Martin Schulz, the passionately pro-EU SPD leader, vowed not to enter a grand coalition with Angela Merkel's CDU/CSU bloc in the immediate aftermath of the Bundestag election, which took place last September, but performed a U-turn - under pressure from senior party members and Germany's president Frank-Walter Steinmeier - after Mrs Merkel's efforts to form a three-way coalition with the pro-business Free Democrats and the Green party failed in November.
Though the executive committee endorsed Nahles' candidacy for the leadership position, her future will also depend on the outcome of the membership vote.
Schulz said an extraordinary party congress would be held in the western city of Wiesbaden on April 22 to pick a new leader.
"With my resignation from office and decision not to participate in the government, I want to bring the personnel debate in the SPD to an end so that the members can really concentrate on what is in the coalition agreement", Schulz told reporters.
Amid a swift leadership transition, Germany's Social Democrats (SPD) sank further into chaos on Tuesday after the party agreed to a coalition deal with Chancellor Angela Merkel's conservatives.
Nahles, 47, shot to national political fame during the fraught days of the last SPD government 15 years ago when, as a left-wing lawmaker, she helped lead a party rebellion against its tough social reforms.
With many SPD rank and file harboring misgivings about sharing power with Merkel again, the result of the vote, due on March 4, is wide open. The Berlin branch of the SPD also opposes Nahles's appointment as caretaker leader.
Still, the turmoil at the top of the party has angered many SPD stalwarts who accuse the party leadership of putting their own careers ahead of the party's interests.
Tensions are also reported between him and Sigmar Gabriel, an SPD colleague who is now foreign minister.

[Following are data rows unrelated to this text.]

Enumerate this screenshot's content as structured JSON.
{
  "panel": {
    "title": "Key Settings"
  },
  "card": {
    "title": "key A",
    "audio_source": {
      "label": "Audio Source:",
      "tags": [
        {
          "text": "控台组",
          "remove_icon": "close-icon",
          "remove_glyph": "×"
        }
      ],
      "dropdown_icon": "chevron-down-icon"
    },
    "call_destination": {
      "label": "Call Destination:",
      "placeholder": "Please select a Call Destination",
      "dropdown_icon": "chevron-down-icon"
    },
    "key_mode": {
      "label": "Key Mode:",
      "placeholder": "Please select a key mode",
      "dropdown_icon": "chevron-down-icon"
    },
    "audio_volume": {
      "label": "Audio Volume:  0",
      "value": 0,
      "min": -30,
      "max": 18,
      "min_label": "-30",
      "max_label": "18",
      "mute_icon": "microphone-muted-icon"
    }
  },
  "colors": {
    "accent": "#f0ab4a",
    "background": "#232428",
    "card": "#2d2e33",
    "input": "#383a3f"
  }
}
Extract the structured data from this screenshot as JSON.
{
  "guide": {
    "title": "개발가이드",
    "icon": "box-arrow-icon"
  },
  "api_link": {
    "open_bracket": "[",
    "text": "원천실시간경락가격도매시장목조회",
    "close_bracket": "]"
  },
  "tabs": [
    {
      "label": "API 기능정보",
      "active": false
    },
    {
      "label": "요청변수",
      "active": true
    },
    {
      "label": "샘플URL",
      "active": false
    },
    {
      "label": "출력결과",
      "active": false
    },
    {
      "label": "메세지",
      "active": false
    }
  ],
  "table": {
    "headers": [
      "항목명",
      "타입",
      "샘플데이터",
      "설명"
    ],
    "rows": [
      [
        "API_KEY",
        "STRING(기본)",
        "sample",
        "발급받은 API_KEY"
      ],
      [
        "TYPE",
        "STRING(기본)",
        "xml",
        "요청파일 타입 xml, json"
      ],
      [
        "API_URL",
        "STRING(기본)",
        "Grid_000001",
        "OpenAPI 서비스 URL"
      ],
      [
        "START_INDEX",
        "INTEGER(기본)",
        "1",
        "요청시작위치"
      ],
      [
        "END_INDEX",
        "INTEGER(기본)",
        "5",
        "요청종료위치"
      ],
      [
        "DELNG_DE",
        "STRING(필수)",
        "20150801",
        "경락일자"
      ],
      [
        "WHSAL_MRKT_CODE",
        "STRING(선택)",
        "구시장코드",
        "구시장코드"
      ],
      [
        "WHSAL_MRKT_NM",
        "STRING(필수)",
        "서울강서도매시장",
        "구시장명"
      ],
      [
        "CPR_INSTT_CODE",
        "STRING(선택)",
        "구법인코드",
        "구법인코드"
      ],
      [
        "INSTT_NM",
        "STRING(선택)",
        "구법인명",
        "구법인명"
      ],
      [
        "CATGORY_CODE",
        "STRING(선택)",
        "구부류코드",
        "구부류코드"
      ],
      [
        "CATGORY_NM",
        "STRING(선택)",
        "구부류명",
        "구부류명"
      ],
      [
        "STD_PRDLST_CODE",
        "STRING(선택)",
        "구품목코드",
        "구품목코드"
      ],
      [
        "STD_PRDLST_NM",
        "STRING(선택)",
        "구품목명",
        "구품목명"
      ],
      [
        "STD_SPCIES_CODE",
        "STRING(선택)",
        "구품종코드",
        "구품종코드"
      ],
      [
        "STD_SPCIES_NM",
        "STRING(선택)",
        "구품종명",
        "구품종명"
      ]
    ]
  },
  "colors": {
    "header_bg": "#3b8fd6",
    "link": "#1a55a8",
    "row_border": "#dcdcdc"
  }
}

Opponents from the SPD to a new coalition have been campaigning under the slogan: "Join, and say no".
"If I can contribute to that by resigning, it will have been worth it", he said outside the SPD headquarters. If party members reject the agreement, the new coalition government can't be formed.
In a cartoon on Tuesday, the Sueddeutsche Zeitung daily showed Nahles with a whip riding an SPD snail.
That leaves open who from within the SPD may take up that post.
Michael Fuchs, a former member of parliament with Merkel's Christian Democratic Party (CDU), said he is optimistic that Germany's finances will continue to be run efficiently.